Mystic to znana od kilkunastu lat francuska przynęta syntetyczna. Jest wygodna i skuteczna, dobrze się trzyma haczyka, dosyć łatwo się do niego przykleja i ma ostry zapach acetonu, który lubią małe płotki i ukleje. Mystic można używać latem i zimą.
Jest też jednak inna przynęta syntetyczna, która mystica bije na głowę. Nazywa się “Klej wędkarski Ochotka”, wytwarza go firma Arti Color z Łodzi. Klej dobrze się lepi do haczyka, a ryby biorą na niego lepiej niż na mystica. Największą jego zaletą jest jednak to, że kleją się do niego ochotki.
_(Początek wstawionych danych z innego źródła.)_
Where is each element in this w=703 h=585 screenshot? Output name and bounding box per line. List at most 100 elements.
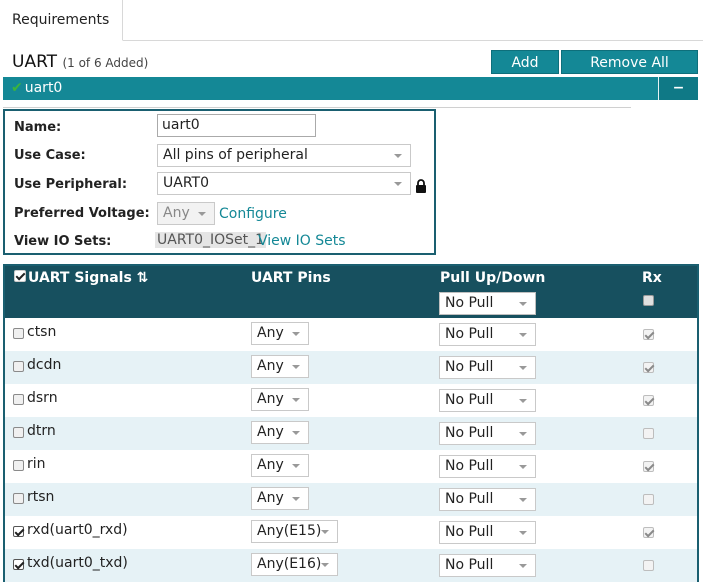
- signal-checkbox[interactable]: [13, 526, 24, 537]
- lock-icon[interactable]: [415, 179, 427, 193]
- pull-value: No Pull: [445, 326, 494, 342]
- pull-select[interactable]: No Pull: [439, 521, 536, 544]
- pull-all-value: No Pull: [445, 295, 494, 311]
- sort-icon[interactable]: ⇅: [137, 270, 149, 286]
- divider: [3, 107, 631, 108]
- rx-all-checkbox[interactable]: [643, 295, 654, 306]
- pull-value: No Pull: [445, 359, 494, 375]
- signal-name: dcdn: [27, 357, 62, 373]
- tab-bar: Requirements: [0, 0, 703, 41]
- pull-select[interactable]: No Pull: [439, 356, 536, 379]
- pin-value: Any: [257, 358, 284, 374]
- chevron-down-icon: [394, 182, 402, 186]
- preferred-voltage-value: Any: [163, 205, 190, 221]
- signal-name: dtrn: [27, 423, 56, 439]
- use-case-label: Use Case:: [14, 148, 86, 163]
- signal-checkbox[interactable]: [13, 394, 24, 405]
- table-row: rtsn Any No Pull: [5, 483, 697, 516]
- select-all-checkbox[interactable]: [14, 270, 26, 282]
- rx-checkbox[interactable]: [643, 461, 654, 472]
- pin-select[interactable]: Any: [251, 388, 309, 411]
- rx-checkbox[interactable]: [643, 428, 654, 439]
- chevron-down-icon: [519, 465, 527, 469]
- pin-value: Any(E15): [257, 523, 322, 539]
- pin-value: Any: [257, 490, 284, 506]
- check-icon: ✔: [11, 80, 23, 96]
- pin-value: Any: [257, 457, 284, 473]
- pull-select[interactable]: No Pull: [439, 323, 536, 346]
- use-peripheral-label: Use Peripheral:: [14, 177, 128, 192]
- pin-select[interactable]: Any: [251, 487, 309, 510]
- rx-checkbox[interactable]: [643, 395, 654, 406]
- rx-checkbox[interactable]: [643, 527, 654, 538]
- column-header-rx: Rx: [642, 270, 662, 286]
- signal-name: rin: [27, 456, 46, 472]
- pin-select[interactable]: Any: [251, 454, 309, 477]
- section-title: UART (1 of 6 Added): [12, 52, 148, 72]
- section-title-text: UART: [12, 52, 58, 72]
- chevron-down-icon: [198, 212, 206, 216]
- pin-select[interactable]: Any(E15): [251, 520, 338, 543]
- pull-value: No Pull: [445, 392, 494, 408]
- signal-name: rtsn: [27, 489, 55, 505]
- signal-checkbox[interactable]: [13, 559, 24, 570]
- signals-table: UART Signals ⇅ UART Pins Pull Up/Down Rx…: [3, 264, 699, 582]
- rx-checkbox[interactable]: [643, 362, 654, 373]
- signal-checkbox[interactable]: [13, 361, 24, 372]
- pull-select[interactable]: No Pull: [439, 488, 536, 511]
- chevron-down-icon: [292, 497, 300, 501]
- add-button[interactable]: Add: [491, 50, 559, 74]
- column-header-pull: Pull Up/Down: [440, 270, 546, 286]
- chevron-down-icon: [292, 431, 300, 435]
- signal-name: rxd(uart0_rxd): [27, 522, 128, 538]
- column-header-signals[interactable]: UART Signals ⇅: [28, 270, 148, 286]
- pull-all-select[interactable]: No Pull: [439, 292, 536, 315]
- io-set-value: UART0_IOSet_1: [155, 232, 267, 248]
- name-label: Name:: [14, 120, 62, 135]
- chevron-down-icon: [292, 464, 300, 468]
- chevron-down-icon: [519, 399, 527, 403]
- signal-checkbox[interactable]: [13, 460, 24, 471]
- view-io-sets-link[interactable]: View IO Sets: [258, 233, 346, 249]
- signal-name: txd(uart0_txd): [27, 555, 128, 571]
- chevron-down-icon: [519, 564, 527, 568]
- pull-select[interactable]: No Pull: [439, 554, 536, 577]
- configure-link[interactable]: Configure: [219, 206, 287, 222]
- chevron-down-icon: [519, 302, 527, 306]
- rx-checkbox[interactable]: [643, 560, 654, 571]
- use-case-select[interactable]: All pins of peripheral: [157, 144, 411, 167]
- pin-select[interactable]: Any: [251, 322, 309, 345]
- pin-select[interactable]: Any: [251, 421, 309, 444]
- pull-select[interactable]: No Pull: [439, 422, 536, 445]
- signal-checkbox[interactable]: [13, 328, 24, 339]
- name-input[interactable]: uart0: [157, 114, 316, 137]
- table-row: dtrn Any No Pull: [5, 417, 697, 450]
- rx-checkbox[interactable]: [643, 329, 654, 340]
- tab-requirements[interactable]: Requirements: [0, 0, 123, 41]
- pin-select[interactable]: Any: [251, 355, 309, 378]
- collapse-button[interactable]: −: [658, 77, 698, 100]
- chevron-down-icon: [394, 154, 402, 158]
- instance-config-panel: Name: uart0 Use Case: All pins of periph…: [3, 109, 436, 255]
- preferred-voltage-select[interactable]: Any: [157, 202, 215, 225]
- remove-all-button[interactable]: Remove All: [561, 50, 698, 74]
- pin-value: Any: [257, 424, 284, 440]
- pull-value: No Pull: [445, 491, 494, 507]
- instance-header[interactable]: ✔ uart0 −: [3, 77, 698, 100]
- table-row: dcdn Any No Pull: [5, 351, 697, 384]
- preferred-voltage-label: Preferred Voltage:: [14, 206, 150, 221]
- use-peripheral-select[interactable]: UART0: [157, 172, 411, 195]
- pin-select[interactable]: Any(E16): [251, 553, 338, 576]
- pin-value: Any(E16): [257, 556, 322, 572]
- pull-select[interactable]: No Pull: [439, 389, 536, 412]
- signal-name: dsrn: [27, 390, 58, 406]
- signal-checkbox[interactable]: [13, 427, 24, 438]
- chevron-down-icon: [519, 498, 527, 502]
- signal-checkbox[interactable]: [13, 493, 24, 504]
- pull-value: No Pull: [445, 557, 494, 573]
- use-case-value: All pins of peripheral: [163, 147, 308, 163]
- rx-checkbox[interactable]: [643, 494, 654, 505]
- pull-select[interactable]: No Pull: [439, 455, 536, 478]
- chevron-down-icon: [292, 365, 300, 369]
- table-row: rxd(uart0_rxd) Any(E15) No Pull: [5, 516, 697, 549]
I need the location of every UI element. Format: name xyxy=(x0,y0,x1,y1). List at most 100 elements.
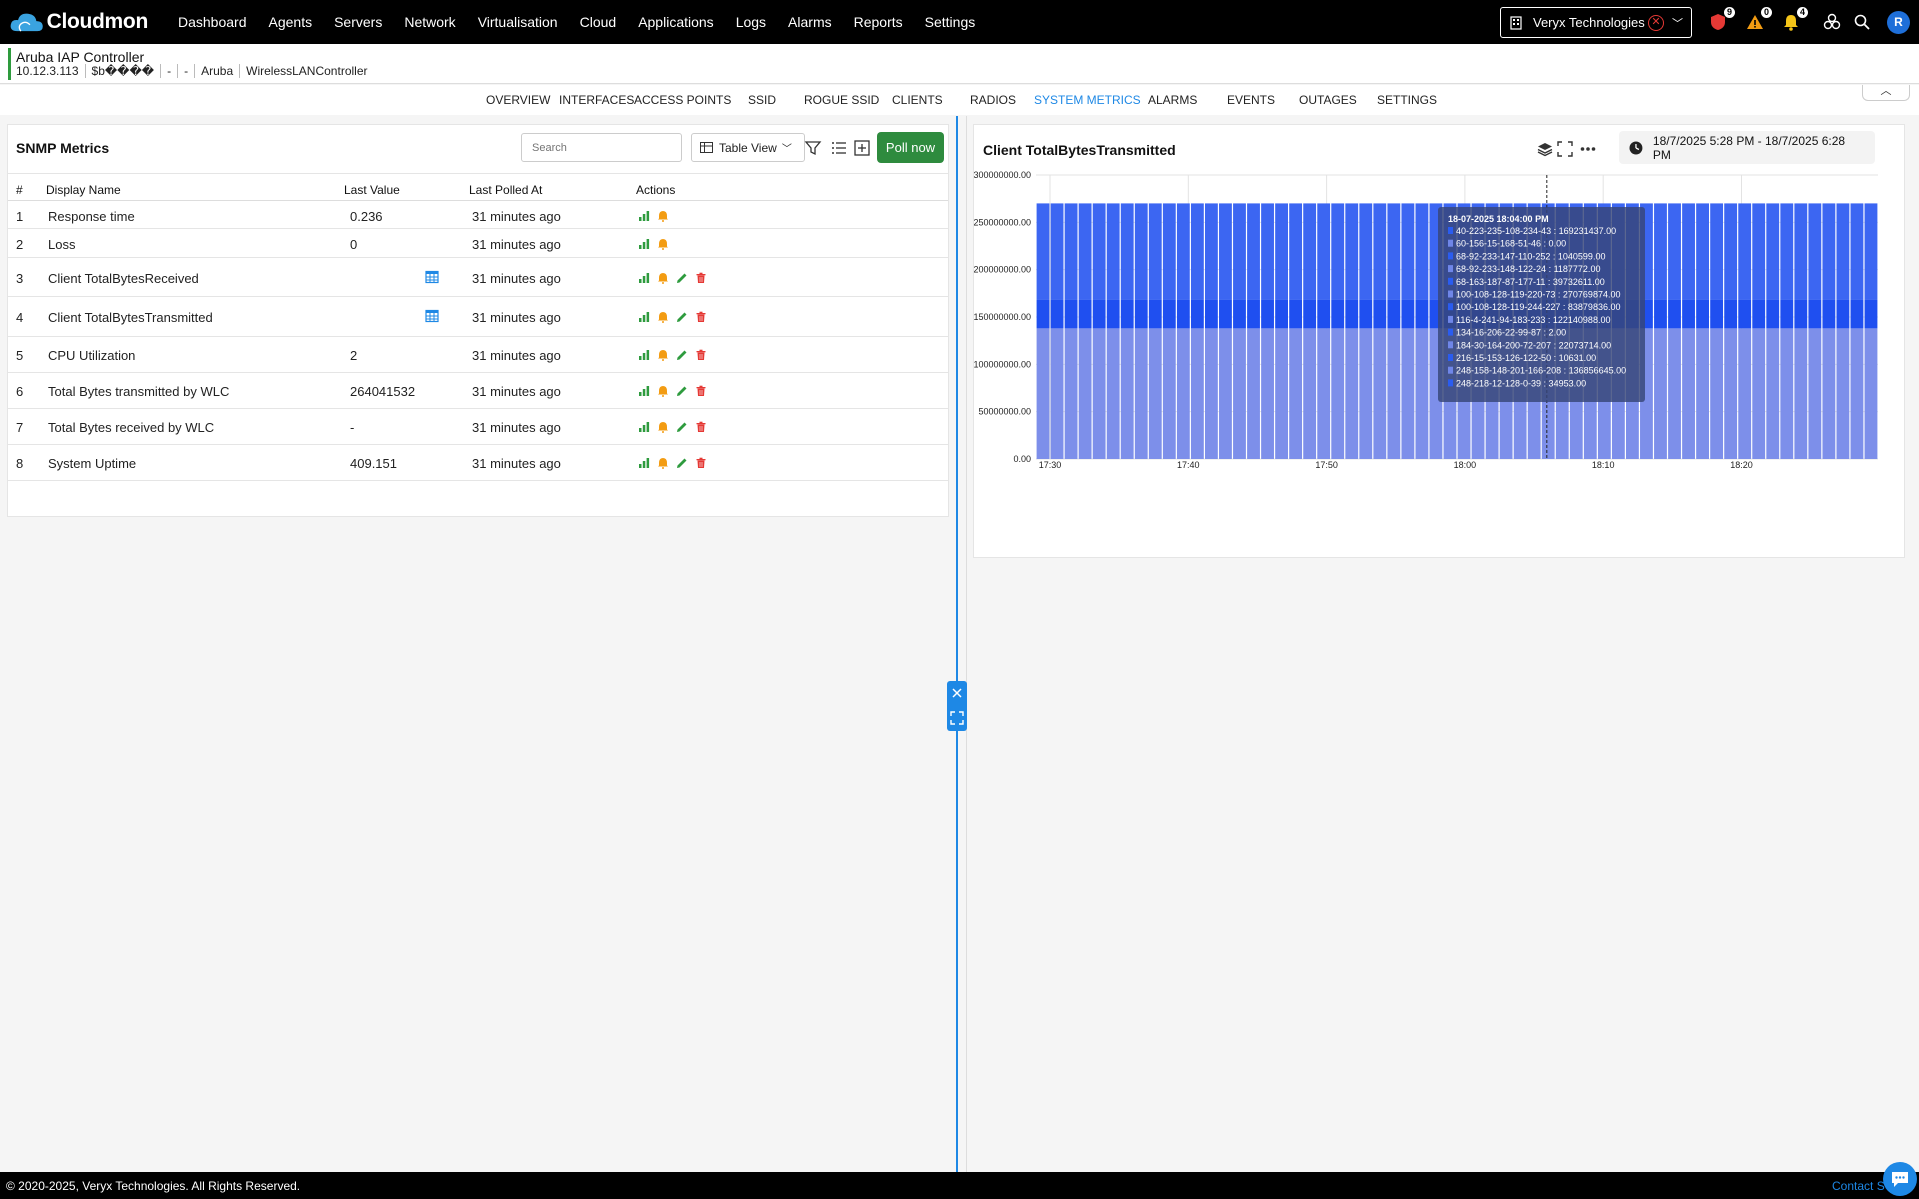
chart-bar-segment[interactable] xyxy=(1780,299,1794,329)
menu-settings[interactable]: Settings xyxy=(914,14,987,30)
chart-bar-segment[interactable] xyxy=(1148,299,1162,329)
chart-bar-segment[interactable] xyxy=(1766,299,1780,329)
chart-bar-segment[interactable] xyxy=(1176,328,1190,459)
chart-bar-segment[interactable] xyxy=(1766,328,1780,459)
chart-bar-segment[interactable] xyxy=(1808,328,1822,459)
table-row[interactable]: 6 Total Bytes transmitted by WLC 264041532… xyxy=(8,373,948,409)
chart-bar-segment[interactable] xyxy=(1190,328,1204,459)
menu-agents[interactable]: Agents xyxy=(258,14,324,30)
splitter-handle[interactable] xyxy=(947,681,967,731)
tab-radios[interactable]: RADIOS xyxy=(970,93,1016,107)
chart-bar-segment[interactable] xyxy=(1247,299,1260,329)
chart-bar-segment[interactable] xyxy=(1219,299,1232,329)
chat-button[interactable] xyxy=(1883,1162,1917,1196)
chart-bar-segment[interactable] xyxy=(1724,299,1738,329)
edit-icon[interactable] xyxy=(676,421,688,433)
chart-bar-segment[interactable] xyxy=(1654,299,1667,329)
chart-bar-segment[interactable] xyxy=(1134,203,1148,300)
collapse-header-button[interactable]: ︿ xyxy=(1862,85,1910,101)
chart-bar-segment[interactable] xyxy=(1401,299,1415,329)
chart-bar-segment[interactable] xyxy=(1668,203,1681,300)
metric-name[interactable]: CPU Utilization xyxy=(48,348,135,363)
chart-bar-segment[interactable] xyxy=(1682,328,1695,459)
metric-name[interactable]: Client TotalBytesReceived xyxy=(48,271,199,286)
chart-bar-segment[interactable] xyxy=(1345,328,1359,459)
chart-bar-segment[interactable] xyxy=(1345,299,1359,329)
metric-name[interactable]: Response time xyxy=(48,209,135,224)
chart-bar-segment[interactable] xyxy=(1289,328,1303,459)
edit-icon[interactable] xyxy=(676,385,688,397)
table-row[interactable]: 5 CPU Utilization 2 31 minutes ago xyxy=(8,337,948,373)
chart-bar-segment[interactable] xyxy=(1373,299,1387,329)
chart-bar-segment[interactable] xyxy=(1696,203,1709,300)
value-table-link[interactable] xyxy=(425,270,439,287)
chart-bar-segment[interactable] xyxy=(1275,299,1288,329)
layers-icon[interactable] xyxy=(1537,141,1553,157)
menu-network[interactable]: Network xyxy=(393,14,466,30)
metric-name[interactable]: Loss xyxy=(48,237,75,252)
chart-bar-segment[interactable] xyxy=(1289,299,1303,329)
chart-bar-segment[interactable] xyxy=(1078,328,1092,459)
chart-bar-segment[interactable] xyxy=(1850,203,1864,300)
chart-bar-segment[interactable] xyxy=(1850,299,1864,329)
chart-bar-segment[interactable] xyxy=(1050,328,1064,459)
delete-icon[interactable] xyxy=(695,272,707,284)
chart-bar-segment[interactable] xyxy=(1780,328,1794,459)
chart-bar-segment[interactable] xyxy=(1064,203,1078,300)
chart-bar-segment[interactable] xyxy=(1233,203,1246,300)
menu-applications[interactable]: Applications xyxy=(627,14,725,30)
chart-bar-segment[interactable] xyxy=(1850,328,1864,459)
column-list-icon[interactable] xyxy=(830,139,848,157)
alarm-bell-icon[interactable] xyxy=(657,238,669,250)
tab-events[interactable]: EVENTS xyxy=(1227,93,1275,107)
chart-bar-segment[interactable] xyxy=(1036,328,1050,459)
chart-bar-segment[interactable] xyxy=(1064,328,1078,459)
panel-splitter[interactable] xyxy=(956,116,958,1172)
chart-bar-segment[interactable] xyxy=(1401,203,1415,300)
chart-bar-segment[interactable] xyxy=(1345,203,1359,300)
chart-bar-segment[interactable] xyxy=(1836,328,1850,459)
tab-ssid[interactable]: SSID xyxy=(748,93,776,107)
chart-bar-segment[interactable] xyxy=(1752,328,1766,459)
tab-rogue-ssid[interactable]: ROGUE SSID xyxy=(804,93,879,107)
chart-bar-segment[interactable] xyxy=(1289,203,1303,300)
chart-bar-segment[interactable] xyxy=(1106,328,1120,459)
menu-servers[interactable]: Servers xyxy=(323,14,393,30)
delete-icon[interactable] xyxy=(695,385,707,397)
tab-clients[interactable]: CLIENTS xyxy=(892,93,943,107)
date-range-picker[interactable]: 18/7/2025 5:28 PM - 18/7/2025 6:28 PM xyxy=(1619,131,1875,164)
chart-bar-segment[interactable] xyxy=(1415,328,1429,459)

Na haczyk lub mormyszkę kładzie się kropelkę kleju i do niego przylepia ochotkę. Jest to szczególnie wygodne na mrozie, a wręcz niezastąpione, kiedy łowimy pod lodem na dużych głębokościach. Wtedy przecież używa się dużych mormyszek, w których są zatopione haczyki wykonane z grubego drutu. Nabijanie na nie delikatnych ochotek jest istnym utrapieniem, nawet gdy na dworze jest ciepło. Mając klej, można oblepić ochotką całą przynętę.